Im viktorianischen England trugen Frauen (aber auch Männer und Kinder) zusätzlich zum Nachthemd oft auch sogenannte Pumphosen.
Die Engländer nannten sie Split Drawers, später auch Bloomers. Diese Hosen dienten damals als Unterwäsche und zusätzliche Wärmeschicht.
Sie bestanden aus zwei separaten Hosenbeinen, die lediglich am Bund hinten etwas zusammengenäht waren, damit sie leichter anzuziehen waren.
Durch den offenen Schritt konnte man einfacher auf Toilette gehen, ohne die voluminösen und vielen Schichten von Röcken ausziehen zu müssen. Man konnte praktisch jederzeit auf Toilette gehen, egal wo man war. Gleichzeitig schützten sie die empfindlichen Organe.
Im 19. Jahrhundert entstand jedoch eine heftige Diskussion darüber, ob Frauen diese Hosen tragen sollten oder nicht. Dr. E. R. Palmer sprach sich damals gegen die offenen Unterhosen aus.

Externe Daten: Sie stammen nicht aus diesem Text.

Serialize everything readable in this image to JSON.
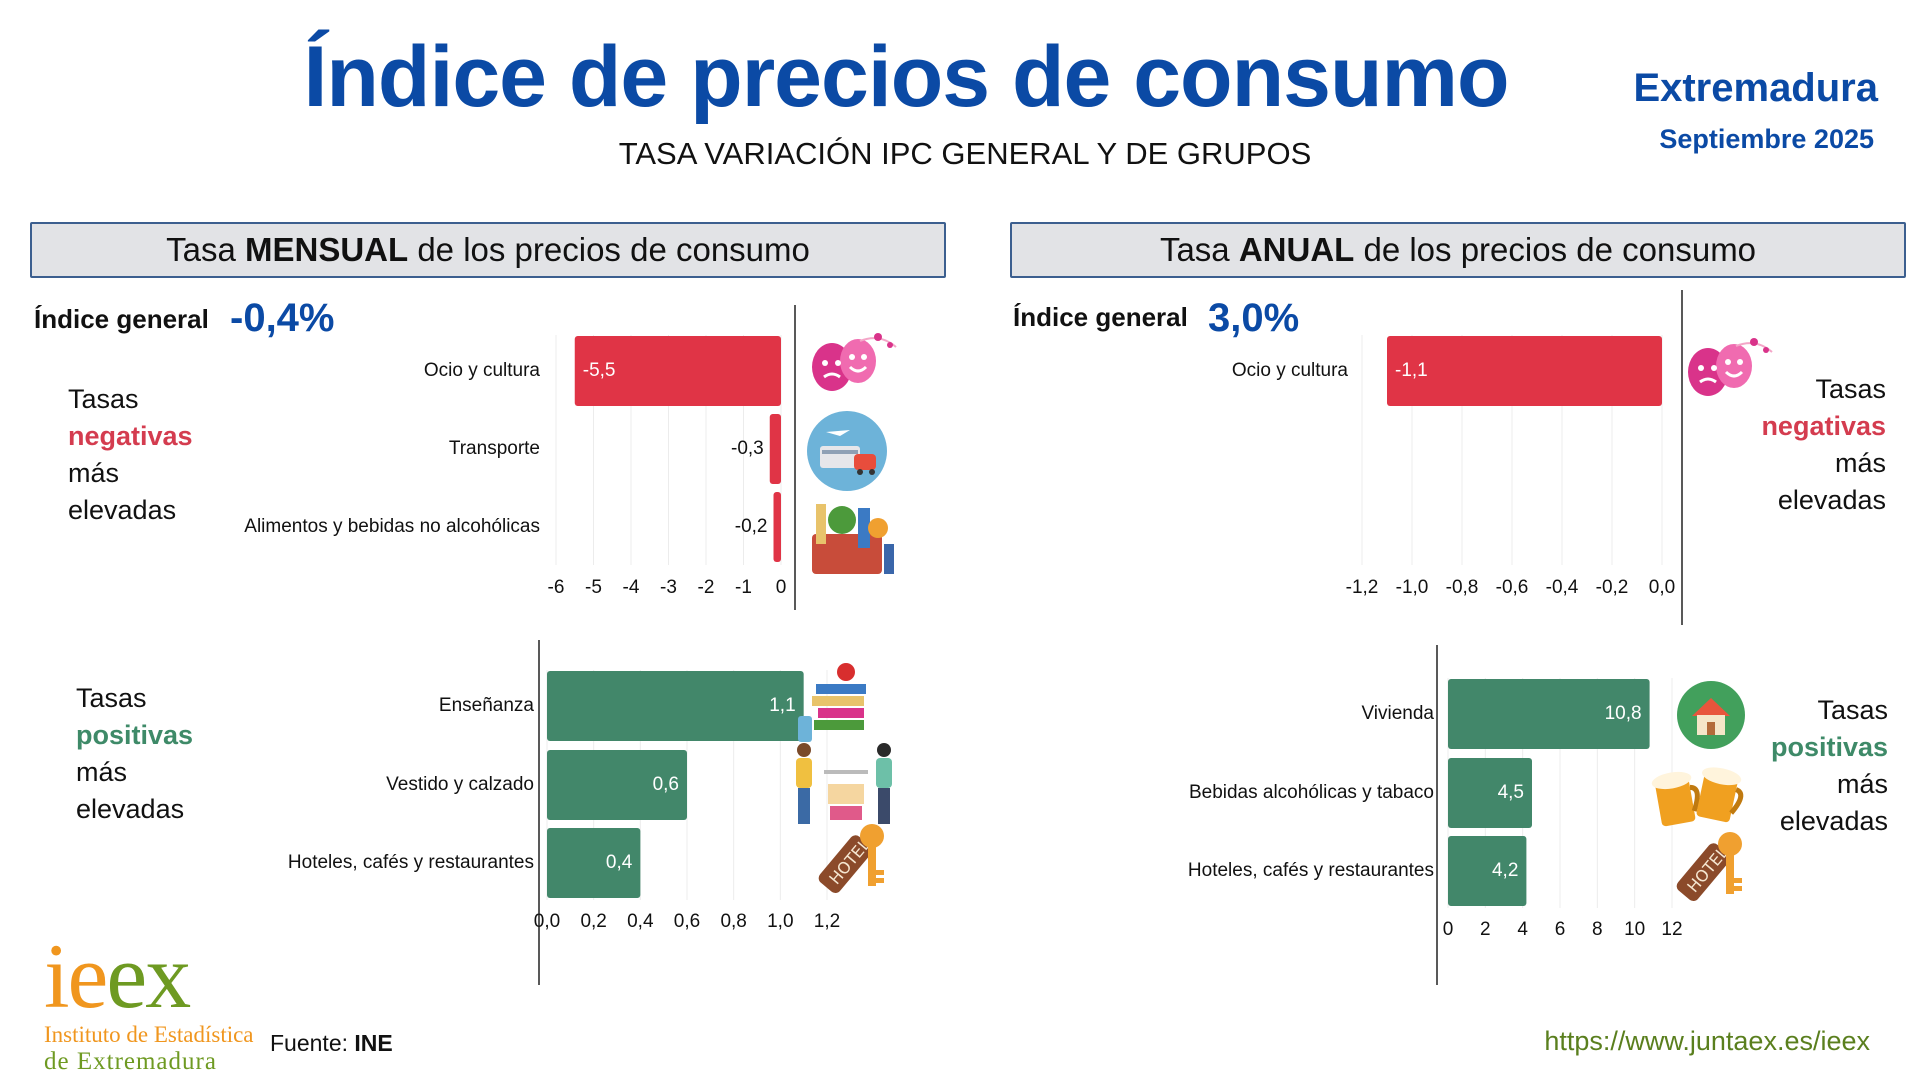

Er war der Meinung, dass dadurch Krankheiten und Infektionen von außen leichter entstehen konnten.
E. R. Shepherd war der Meinung, dass es wohl besser wär, wenn Frauen offene Unterhosen trugen. Er schrieb, dass die eingeschlossenen Gerüche bei zuen Unterhosen nicht entweichen könnten und somit unangenehm für die Dame werden könnten. Ganz anders als bei offenen Hosen, wo der Geruch schön entweichen kann.

4. Nachthauben: Warme Köpfe in kalten Nächten und glänzendes Haar
Im 17. und 18. Jahrhundert waren die Häuser nicht so gut isoliert wie heute und dementsprechend kühlten sie schnell aus. Um nachts nicht mit einem kalten Kopf einschlafen zu müssen, setzte man sich Nachthauben oder Schlafmützen auf.
Es gab sie als Zipfelmütze, welche vorrangig Männer aufsetzten.

Und als rundliche Hauben mit Spitzenverzierungen für die Damen.
Meist waren sie aus Baumwolle oder Wolle gefertigt. Der bekannteste Zipfelmützen-Träger ist wohl Mr. Scrooge aus der Weihnachtsgeschichte von Charles Dickens.
Ab 1900 kamen die „normalen“ Nachthauben außer Mode und galten als altmodisch.
Allerdings gab es modernere aus Seide, die empfohlen wurden, damit das Haar glänzender wurde.
Heute werden sie hauptsächlich von Menschen getragen, die lange lockige Haare Haare haben, um die Frisur zu schonen.
5. Pyjamas: Vom Skandal zur Normalität
5.1. Die Ursprünge der Pyjamas
Die ersten Pyjamas (oft auch Pajamas genannt) wurden bereits im Osmanischen Reich im 13. Jahrhundert getragen. Es waren traditionelle lockere Hosen, die mit einer Kordel um die Taille getragen wurden.
Das Wort Pyjama leitet sich aus dem Hindi-Wort paejama ab, was soviel wie Beinbekleidung bedeutet.
Nach und nach gelangte er nach Europa, u.a. auch durch britische Kolonialherren, und kam in der Mitte des 17. Jhd. als Freizeitanzug in Mode.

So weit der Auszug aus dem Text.